When Mária Herczog invited Ted Wachtel to Budapest to do presentations about restorative practices and a Real Justice conference facilitator training, I realized that this is what we all needed to learn. I am extremely thankful to them for the chance to participate in a one-year-long internship in Pennsylvania, USA, where I learned more about Community Service Foundation and Buxmont Academy and its school sites, group homes, and programmes for delinquent youth, all based on restorative practices. Working day by day in the restorative milieu of CSF, I began to see how individuals and groups could become their own experts and how very effective it was to give them a significant say in what was going to happen. From the first day students enter the programme, they begin to work with their own parents, foster parents, other family members, or sometimes a caseworker, to develop a plan for what they need to improve about themselves. Treatment is not imposed as a punishment for bad behaviour or as a result of a diagnosis by some expert. Instead the plan for action comes from a thoughtful self-examination of what the student needs to do to get his or her life back on a positive path, with assistance from people who have a relationship with the student.

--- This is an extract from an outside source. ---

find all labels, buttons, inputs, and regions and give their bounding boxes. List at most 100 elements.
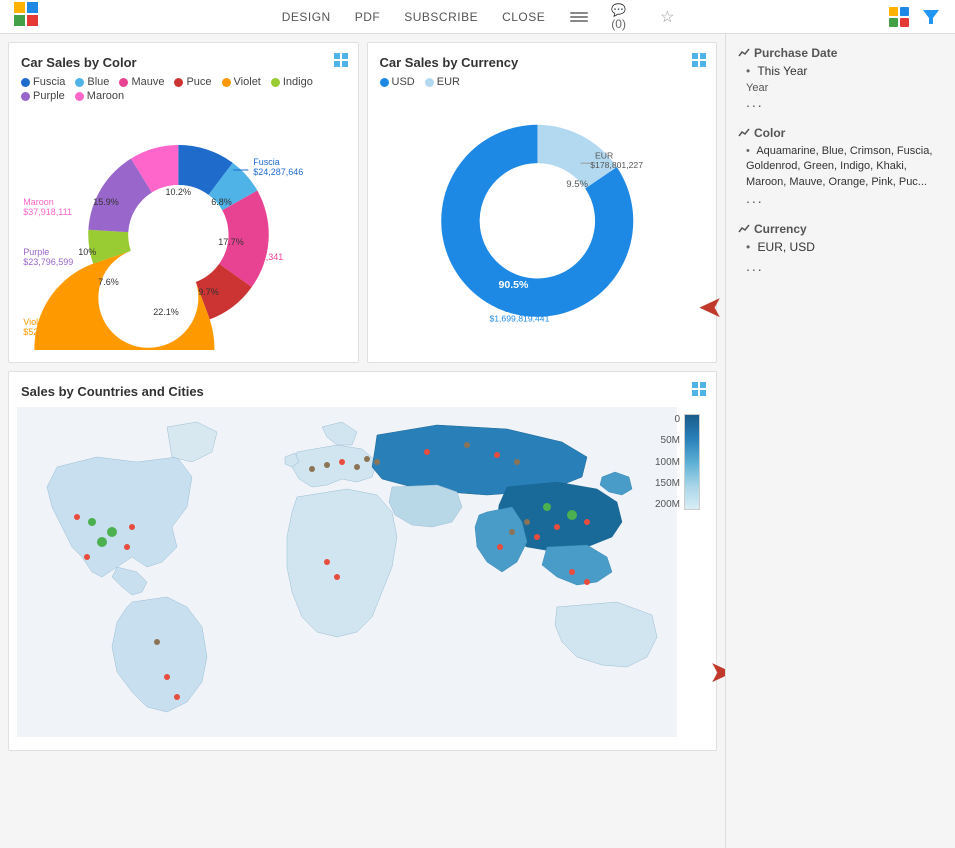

No one was going to give the young person or his family the answers. Rather, it was our responsibility as professionals to facilitate the kinds of processes that helped the students themselves find the solutions for their own problems. What resulted were meaningful behaviour changes beyond anything I had ever seen at our institution in Hungary.

Why I am here now? Because of a few small but strong steps we started to take after this experience. Things like this: Three years ago I received a phone call from a school in Budapest, which had enrolled a student who had successfully finished our experimental day-treatment programme at CSF Hungary. The school’s social worker was wondering what we had done with this boy, because when entering the classroom and seeing the teacher struggling to make his class behave properly, our student said to the teacher, ‘Let’s sit in a circle and start to work on finding out what is happening and what we all need to do to make this class a better place.’ Then, quoting the top movie from that time, he continued, ‘The power is with us.’ From that moment I knew that we had achieved real changes.

Since then, schools, childcare agencies and similar institutions in Hungary have learned and experienced similar small but positive steps, and the expression ‘restorative practices’, although still a bit strange, is not unfamiliar. For many of us, today is a special day: The conference has brought together all of us who have contributed to developing restorative practices. I would like to express my thanks for Ted’s support and to all of you, who believed that changes can start with small steps, and invite you to enjoy and continue with us, through this conference, the journey of changes.